NEW YORK — The nation’s biggest bank said Monday its third- quarter profit dropped 57 percent after it took a hit of more than $3 billion in mortgage-backed-security losses, leveraged-debt write-downs and fixed-income trading losses.
The bank also boosted loan-loss provisions by $2.24 billion – higher than it estimated a week ago – in anticipation of more deterioration in consumer credit.
Citigroup’s net income fell to $2.38 billion, or 47 cents per share, in the July-to-September period. That’s down from $5.51 billion, or $1.10 a share, in the same period a year earlier.

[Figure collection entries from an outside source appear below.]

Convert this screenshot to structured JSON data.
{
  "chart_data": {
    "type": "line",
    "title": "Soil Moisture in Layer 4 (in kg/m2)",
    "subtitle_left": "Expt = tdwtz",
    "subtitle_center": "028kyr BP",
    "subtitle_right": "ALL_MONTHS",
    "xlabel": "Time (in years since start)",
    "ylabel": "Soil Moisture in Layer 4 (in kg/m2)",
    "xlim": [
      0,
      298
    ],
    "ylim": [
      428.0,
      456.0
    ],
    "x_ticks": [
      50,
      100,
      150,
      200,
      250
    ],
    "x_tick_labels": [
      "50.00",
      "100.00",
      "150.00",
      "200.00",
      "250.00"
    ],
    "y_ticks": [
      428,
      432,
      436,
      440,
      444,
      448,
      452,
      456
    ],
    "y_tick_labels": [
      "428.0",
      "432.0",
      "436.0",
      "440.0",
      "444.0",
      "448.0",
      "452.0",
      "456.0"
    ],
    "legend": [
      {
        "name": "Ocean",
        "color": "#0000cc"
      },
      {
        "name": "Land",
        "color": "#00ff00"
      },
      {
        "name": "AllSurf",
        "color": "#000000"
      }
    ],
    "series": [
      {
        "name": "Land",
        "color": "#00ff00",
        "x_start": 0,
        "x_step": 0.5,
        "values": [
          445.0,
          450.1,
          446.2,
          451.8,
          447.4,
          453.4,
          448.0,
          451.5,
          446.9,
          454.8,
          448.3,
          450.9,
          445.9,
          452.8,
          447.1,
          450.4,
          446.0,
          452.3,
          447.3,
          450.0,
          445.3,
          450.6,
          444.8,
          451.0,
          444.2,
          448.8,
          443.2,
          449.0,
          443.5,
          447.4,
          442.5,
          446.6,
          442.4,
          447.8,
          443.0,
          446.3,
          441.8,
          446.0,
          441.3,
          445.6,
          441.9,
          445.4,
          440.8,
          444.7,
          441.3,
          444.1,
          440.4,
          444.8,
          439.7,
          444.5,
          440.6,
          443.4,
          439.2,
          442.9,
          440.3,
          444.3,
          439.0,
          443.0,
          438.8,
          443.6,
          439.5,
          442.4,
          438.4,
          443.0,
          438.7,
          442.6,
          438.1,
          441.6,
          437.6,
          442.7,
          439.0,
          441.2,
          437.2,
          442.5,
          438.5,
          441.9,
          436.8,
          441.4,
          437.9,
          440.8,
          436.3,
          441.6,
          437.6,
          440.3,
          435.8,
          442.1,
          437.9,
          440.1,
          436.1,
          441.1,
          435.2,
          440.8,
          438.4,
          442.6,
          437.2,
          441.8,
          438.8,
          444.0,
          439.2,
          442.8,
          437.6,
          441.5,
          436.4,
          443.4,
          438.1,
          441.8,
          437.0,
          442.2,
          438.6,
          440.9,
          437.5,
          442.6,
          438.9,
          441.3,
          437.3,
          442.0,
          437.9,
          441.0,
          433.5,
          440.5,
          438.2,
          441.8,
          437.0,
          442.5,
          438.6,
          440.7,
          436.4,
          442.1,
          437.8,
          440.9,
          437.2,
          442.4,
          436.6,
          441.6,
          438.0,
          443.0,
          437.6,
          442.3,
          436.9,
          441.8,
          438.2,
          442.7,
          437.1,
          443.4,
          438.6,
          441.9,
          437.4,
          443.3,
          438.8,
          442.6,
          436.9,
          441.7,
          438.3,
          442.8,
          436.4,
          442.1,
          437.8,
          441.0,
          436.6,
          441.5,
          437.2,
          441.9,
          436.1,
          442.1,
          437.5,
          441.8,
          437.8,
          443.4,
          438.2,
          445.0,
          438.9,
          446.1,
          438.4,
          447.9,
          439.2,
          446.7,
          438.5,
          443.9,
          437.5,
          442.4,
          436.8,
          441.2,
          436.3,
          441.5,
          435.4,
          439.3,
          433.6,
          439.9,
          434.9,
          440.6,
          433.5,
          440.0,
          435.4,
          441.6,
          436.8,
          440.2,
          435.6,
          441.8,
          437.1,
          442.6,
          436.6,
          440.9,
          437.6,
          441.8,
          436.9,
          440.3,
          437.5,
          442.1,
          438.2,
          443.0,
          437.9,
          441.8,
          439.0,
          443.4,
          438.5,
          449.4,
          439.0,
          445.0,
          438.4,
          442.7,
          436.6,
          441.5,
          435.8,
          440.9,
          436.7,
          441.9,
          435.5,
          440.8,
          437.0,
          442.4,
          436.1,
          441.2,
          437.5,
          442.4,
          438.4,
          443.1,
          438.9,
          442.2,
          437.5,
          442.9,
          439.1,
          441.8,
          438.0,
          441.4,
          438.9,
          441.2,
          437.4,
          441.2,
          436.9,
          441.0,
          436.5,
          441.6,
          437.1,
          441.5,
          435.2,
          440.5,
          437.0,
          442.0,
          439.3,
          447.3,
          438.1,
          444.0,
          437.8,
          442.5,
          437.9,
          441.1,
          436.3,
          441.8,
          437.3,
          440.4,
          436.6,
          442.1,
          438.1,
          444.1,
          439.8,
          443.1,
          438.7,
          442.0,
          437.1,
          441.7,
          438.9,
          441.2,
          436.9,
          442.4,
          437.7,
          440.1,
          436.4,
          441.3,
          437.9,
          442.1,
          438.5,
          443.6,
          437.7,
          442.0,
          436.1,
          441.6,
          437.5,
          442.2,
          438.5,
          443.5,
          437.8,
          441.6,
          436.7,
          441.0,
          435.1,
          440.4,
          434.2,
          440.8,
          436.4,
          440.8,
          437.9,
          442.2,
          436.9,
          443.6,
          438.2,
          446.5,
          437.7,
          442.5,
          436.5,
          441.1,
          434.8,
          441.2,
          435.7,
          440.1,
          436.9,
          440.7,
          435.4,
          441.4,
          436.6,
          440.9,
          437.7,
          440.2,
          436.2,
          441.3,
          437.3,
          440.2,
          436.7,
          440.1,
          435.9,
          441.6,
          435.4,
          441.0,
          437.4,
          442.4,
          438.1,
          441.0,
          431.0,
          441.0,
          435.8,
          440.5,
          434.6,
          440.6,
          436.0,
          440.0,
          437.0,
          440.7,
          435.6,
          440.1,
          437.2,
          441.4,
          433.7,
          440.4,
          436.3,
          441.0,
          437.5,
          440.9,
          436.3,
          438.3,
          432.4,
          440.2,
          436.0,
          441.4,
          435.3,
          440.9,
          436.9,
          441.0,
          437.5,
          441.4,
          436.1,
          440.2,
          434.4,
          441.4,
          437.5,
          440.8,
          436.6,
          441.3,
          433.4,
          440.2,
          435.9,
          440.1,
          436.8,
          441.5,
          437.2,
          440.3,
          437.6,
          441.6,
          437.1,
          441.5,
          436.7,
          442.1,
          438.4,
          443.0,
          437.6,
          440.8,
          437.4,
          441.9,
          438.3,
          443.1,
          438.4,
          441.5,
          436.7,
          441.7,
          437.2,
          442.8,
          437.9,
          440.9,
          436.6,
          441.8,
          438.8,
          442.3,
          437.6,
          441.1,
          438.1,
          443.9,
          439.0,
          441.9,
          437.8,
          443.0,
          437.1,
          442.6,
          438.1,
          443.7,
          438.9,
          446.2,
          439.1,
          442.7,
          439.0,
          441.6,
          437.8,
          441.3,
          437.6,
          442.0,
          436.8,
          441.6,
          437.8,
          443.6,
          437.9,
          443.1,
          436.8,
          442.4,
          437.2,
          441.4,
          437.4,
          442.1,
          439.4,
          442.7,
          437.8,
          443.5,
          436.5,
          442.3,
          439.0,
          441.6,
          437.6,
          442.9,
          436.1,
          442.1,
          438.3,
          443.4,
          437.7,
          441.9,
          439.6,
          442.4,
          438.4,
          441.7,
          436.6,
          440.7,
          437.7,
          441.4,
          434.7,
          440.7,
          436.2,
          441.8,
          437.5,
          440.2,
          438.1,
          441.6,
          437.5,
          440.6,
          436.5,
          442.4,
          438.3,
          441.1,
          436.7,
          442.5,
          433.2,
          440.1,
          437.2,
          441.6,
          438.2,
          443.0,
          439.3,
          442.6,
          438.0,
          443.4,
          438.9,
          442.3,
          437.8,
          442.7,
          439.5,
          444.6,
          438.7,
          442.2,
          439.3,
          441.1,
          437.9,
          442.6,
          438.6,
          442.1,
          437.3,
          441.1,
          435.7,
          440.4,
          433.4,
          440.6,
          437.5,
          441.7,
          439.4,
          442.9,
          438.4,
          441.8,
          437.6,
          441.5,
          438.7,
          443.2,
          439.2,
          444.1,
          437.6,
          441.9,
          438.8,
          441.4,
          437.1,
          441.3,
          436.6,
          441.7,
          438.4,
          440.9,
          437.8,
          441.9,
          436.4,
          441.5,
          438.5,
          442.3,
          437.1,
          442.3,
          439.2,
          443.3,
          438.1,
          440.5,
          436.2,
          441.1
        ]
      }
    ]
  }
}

Revenue in the quarter rose 6 percent to $22.66 billion from $21.42 billion a year earlier.
Mattel Corp.
EL SEGUNDO, CALIF. — The world’s biggest toymaker reported a 1 percent drop in fiscal third-quarter profit, due to the impact of charges, costs and supply-chain delays related to multiple product recalls.
The company said net income for the quarter ended Sept. 30 slipped to $236.8 million, or 61 cents per share, from $239 million, or 62 cents per share, in the year- ago period. Latest-quarter results included charges of about $40 million related to the company’s product recalls covering merchandise containing small magnets or tainted with lead paint.

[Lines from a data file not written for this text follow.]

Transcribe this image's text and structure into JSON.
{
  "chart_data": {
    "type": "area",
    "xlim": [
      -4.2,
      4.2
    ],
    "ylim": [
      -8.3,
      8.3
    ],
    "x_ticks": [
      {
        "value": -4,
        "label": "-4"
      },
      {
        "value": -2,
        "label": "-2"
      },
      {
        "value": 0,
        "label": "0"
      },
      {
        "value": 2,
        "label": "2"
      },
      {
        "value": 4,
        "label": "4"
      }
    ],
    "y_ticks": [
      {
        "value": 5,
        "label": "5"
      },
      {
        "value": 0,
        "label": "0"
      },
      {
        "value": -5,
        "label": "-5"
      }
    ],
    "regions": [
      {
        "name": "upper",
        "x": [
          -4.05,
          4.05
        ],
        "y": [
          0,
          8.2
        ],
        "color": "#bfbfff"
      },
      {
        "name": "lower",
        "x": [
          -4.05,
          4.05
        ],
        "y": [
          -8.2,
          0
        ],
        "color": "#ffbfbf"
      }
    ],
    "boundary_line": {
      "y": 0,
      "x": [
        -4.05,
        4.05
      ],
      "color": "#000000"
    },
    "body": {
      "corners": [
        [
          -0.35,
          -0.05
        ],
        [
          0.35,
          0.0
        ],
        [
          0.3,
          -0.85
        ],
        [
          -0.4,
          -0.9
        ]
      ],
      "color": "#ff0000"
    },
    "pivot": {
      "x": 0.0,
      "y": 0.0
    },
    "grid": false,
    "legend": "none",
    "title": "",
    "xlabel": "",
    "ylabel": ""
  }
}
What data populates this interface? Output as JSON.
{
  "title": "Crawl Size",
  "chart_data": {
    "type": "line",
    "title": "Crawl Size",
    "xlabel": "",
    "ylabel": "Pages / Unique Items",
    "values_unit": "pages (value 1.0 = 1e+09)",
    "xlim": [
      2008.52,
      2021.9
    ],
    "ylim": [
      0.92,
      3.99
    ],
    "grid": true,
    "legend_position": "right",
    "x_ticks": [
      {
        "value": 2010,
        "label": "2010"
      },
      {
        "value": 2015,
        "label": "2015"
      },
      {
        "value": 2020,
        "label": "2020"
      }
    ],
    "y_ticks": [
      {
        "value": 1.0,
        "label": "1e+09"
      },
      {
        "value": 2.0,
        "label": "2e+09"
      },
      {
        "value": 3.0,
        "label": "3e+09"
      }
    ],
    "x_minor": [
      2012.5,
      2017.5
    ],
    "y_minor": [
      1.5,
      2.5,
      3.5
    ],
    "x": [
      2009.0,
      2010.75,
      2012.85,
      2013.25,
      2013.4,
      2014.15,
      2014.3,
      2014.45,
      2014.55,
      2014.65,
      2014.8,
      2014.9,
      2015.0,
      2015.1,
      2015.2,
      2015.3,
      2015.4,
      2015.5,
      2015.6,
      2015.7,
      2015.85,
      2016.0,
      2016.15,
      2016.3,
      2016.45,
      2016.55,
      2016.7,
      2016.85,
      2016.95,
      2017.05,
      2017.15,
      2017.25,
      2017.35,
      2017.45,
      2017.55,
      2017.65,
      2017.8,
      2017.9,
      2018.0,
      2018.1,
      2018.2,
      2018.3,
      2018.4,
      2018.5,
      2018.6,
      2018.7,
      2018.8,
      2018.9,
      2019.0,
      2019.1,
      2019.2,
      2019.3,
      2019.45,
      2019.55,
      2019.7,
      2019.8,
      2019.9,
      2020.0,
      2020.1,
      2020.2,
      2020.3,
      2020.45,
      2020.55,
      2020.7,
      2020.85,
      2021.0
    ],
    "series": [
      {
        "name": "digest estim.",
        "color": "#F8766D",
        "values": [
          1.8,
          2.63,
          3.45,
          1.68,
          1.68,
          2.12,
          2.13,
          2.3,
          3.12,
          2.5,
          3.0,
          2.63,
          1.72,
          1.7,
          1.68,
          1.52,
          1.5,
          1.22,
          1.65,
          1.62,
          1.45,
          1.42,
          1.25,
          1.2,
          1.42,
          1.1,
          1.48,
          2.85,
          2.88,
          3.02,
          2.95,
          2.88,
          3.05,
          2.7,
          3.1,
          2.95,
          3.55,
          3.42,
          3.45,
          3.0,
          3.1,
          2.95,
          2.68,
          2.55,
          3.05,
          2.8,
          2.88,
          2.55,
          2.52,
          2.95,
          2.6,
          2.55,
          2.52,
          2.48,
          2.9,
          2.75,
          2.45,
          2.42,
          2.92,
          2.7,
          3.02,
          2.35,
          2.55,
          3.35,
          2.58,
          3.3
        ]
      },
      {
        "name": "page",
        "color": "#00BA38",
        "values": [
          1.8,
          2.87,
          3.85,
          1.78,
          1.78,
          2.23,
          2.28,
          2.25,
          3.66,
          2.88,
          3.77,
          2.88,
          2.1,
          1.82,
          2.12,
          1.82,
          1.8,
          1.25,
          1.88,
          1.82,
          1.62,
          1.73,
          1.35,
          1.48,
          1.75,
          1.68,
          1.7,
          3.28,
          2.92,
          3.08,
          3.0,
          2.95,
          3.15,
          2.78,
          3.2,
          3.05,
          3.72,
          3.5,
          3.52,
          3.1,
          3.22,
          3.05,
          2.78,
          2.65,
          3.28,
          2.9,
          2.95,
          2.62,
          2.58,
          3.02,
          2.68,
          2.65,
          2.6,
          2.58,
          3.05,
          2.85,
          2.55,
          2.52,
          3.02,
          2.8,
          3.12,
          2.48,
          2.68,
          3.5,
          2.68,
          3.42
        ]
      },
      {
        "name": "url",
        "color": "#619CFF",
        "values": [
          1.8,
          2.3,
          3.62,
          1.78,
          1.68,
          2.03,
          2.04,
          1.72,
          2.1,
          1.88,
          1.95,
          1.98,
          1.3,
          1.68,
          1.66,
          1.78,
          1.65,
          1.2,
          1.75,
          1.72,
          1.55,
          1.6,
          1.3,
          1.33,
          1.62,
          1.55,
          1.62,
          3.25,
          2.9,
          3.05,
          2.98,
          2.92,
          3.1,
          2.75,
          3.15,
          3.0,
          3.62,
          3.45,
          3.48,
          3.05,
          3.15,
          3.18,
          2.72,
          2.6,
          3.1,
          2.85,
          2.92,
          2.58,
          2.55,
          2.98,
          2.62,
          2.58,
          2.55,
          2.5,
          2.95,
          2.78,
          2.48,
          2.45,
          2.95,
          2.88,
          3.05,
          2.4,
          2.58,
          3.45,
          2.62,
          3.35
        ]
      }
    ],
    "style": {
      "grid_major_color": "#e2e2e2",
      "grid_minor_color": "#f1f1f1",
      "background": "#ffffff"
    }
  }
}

Sales rose 3 percent to $1.84 billion from $1.79 billion a year ago, mainly helped by the weaker dollar.
Charles Schwab Corp.
SAN FRANCISCO — The discount brokerage’s third-quarter profit surpassed analyst expectations as it reaped a big gain from the sale of its wealth-management division and harvested more revenue from an expanding mix of customers.
Schwab said Monday it earned $1.53 billion, or $1.28 per share, during the three months ended in September, a more than fivefold increase from $266 million, or 21 cents per share, a year ago. Revenue for the period totaled $1.29 billion, a 21 percent improvement from the prior year.